The Quiet Never Seems To Last
The 30y TIPS auction on Monday appeared to be sloppy. With a 2.229% clearing rate, the issue was priced considerably south of where the WI market had been priced at the bidding deadline. Dealers, leading into the auction, had reported thin customer books, and clearly ended up owning the issue.
But looks can be deceiving, and this is one ‘Dutch treat’ that really should be a treat. This sloppy bond, I think, will clean up nicely over the next few days into month-end and should be easy to distribute. Some investors probably shied away from the auction because it was the first of a new series (30y TIPS); some because the indices do not include the issue until month-end; and some because the February maturity is a first for a TIPS issue and, although the 30-year tenor tends to blunt the impact of seasonality investors cannot really know where the market will price Feb seasonality compared to the usual Jan, April, and July maturities.

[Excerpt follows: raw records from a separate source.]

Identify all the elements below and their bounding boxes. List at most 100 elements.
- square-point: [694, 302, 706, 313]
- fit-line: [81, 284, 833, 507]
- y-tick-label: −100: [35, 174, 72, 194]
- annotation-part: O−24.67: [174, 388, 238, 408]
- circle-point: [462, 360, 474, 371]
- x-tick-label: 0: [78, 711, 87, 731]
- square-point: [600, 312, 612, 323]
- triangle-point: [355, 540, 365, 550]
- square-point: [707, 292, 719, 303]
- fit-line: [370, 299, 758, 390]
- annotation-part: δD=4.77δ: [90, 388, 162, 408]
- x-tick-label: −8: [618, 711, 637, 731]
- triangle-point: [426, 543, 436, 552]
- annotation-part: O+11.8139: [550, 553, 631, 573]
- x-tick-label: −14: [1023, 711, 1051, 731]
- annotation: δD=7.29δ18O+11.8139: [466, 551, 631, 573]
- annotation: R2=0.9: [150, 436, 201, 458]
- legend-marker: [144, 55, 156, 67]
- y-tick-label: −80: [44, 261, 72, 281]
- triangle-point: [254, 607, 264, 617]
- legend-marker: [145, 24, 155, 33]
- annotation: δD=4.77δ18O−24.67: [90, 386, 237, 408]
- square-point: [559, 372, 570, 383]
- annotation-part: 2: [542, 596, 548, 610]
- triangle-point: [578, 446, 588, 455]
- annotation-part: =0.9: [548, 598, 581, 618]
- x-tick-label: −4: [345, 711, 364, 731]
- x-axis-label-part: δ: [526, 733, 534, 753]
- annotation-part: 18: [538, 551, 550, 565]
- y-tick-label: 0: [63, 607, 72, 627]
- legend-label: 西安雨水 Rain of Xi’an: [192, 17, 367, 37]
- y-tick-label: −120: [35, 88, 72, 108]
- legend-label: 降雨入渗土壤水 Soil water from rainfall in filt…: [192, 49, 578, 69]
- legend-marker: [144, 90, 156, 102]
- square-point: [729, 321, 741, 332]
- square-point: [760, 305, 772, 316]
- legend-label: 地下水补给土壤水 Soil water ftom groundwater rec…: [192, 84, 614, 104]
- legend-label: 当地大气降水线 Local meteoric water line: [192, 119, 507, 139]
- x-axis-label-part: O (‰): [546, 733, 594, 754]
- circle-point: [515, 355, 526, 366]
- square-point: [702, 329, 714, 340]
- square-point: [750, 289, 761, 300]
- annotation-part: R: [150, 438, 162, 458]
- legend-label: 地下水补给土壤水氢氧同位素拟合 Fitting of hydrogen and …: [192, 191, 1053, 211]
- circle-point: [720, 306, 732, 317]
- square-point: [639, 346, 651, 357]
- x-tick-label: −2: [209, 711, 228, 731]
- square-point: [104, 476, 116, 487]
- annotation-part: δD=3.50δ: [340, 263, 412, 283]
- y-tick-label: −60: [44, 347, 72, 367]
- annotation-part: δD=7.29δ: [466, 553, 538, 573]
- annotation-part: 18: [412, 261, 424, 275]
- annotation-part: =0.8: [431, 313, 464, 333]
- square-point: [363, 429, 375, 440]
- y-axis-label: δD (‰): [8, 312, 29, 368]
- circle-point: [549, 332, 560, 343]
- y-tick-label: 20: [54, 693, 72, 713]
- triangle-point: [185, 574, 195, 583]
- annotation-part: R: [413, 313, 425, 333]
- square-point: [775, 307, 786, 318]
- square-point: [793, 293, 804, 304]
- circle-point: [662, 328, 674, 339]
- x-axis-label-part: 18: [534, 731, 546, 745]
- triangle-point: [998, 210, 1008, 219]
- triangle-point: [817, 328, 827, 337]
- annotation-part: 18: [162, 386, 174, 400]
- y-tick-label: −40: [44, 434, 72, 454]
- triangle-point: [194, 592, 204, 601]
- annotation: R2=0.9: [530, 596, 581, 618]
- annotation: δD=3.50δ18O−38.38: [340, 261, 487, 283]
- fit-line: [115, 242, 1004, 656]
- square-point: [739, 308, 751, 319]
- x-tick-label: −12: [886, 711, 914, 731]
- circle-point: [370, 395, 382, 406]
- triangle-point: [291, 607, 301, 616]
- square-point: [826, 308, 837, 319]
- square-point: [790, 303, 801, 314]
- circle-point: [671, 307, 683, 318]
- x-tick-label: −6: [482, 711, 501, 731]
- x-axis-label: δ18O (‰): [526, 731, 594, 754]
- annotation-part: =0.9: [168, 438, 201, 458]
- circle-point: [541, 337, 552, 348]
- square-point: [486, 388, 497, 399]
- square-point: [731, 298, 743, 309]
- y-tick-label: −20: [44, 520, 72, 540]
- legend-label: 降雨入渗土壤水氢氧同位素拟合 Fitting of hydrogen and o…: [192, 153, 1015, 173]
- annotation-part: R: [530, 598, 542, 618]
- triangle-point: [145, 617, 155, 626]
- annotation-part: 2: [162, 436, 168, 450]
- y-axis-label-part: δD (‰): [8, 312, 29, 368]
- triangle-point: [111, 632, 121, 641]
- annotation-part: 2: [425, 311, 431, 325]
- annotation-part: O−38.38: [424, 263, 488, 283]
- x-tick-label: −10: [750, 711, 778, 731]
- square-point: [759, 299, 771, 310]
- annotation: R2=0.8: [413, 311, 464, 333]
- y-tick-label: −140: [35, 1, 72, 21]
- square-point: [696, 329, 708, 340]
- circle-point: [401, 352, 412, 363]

(For the uninitiated: since TIPS settle to non-seasonally adjusted CPI-U, or NSA CPI for short, the pricing of the bonds reflects the relative advantage of receiving inflation compensation based on October/November prices (for January maturities) compared to January/February prices (for April maturities). Because consumer prices generally decline in December in the U.S., and because the final payment on a bond is based on final price index, principal redemptions in January are higher, all else equal, and April maturities trade at a discount to January maturities. But although derivatives folks can tell us where February maturities should trade, that is a far cry from telling us where they will trade since the bond market does not fully price seasonality).
But there are lots of customers who need long-dated inflation protection, and excepting a few old TIPS that trade relatively infrequently there was no source of long-dated inflation protection in the U.S. If this had been a 30y nominal issue, the long tail would have sent the market down hard as dealers scrambled to monetize their Dutch treat (also for the uninitiated: a “Dutch treat” is the result of the auction method the Treasury uses, which awards all bonds to bidders at the lowest price accepted, even if the actual bid placed by the auction participant was stronger. The difference between what a bidder was willing to pay and the actual award is termed a “Dutch treat” because this type of auction is also called a “Dutch auction”). But TIPS held up fine, and the auctioned issue closed around 2.20% so buyers went home with a profit.
Now, if it turns out that a few days pass and the distribution isn’t going so well for some reason, then the bond could fall out of bed but I suspect it will be quickly spoken for.
That was really the day’s main excitement. The 10y Note futures ended unchanged, and stocks -0.1%.
Tomorrow, the data calendar holds the S&P – Case/Shiller Home Price Index at 9:00 ET and the Consumer Confidence data (Consensus: 55.0 from 55.9) at 10:00. Neither of those is likely to be a major market mover. With less noise, perhaps we can discern the signal a little more clearly. Both upward and downward trends seem to be losing momentum in different time frames. That could spell a very boring day, or it could indicate multi-time-frame uncertainty, which can sometimes precede an explosive situation. Personally, I’m going with boring, but stay alert.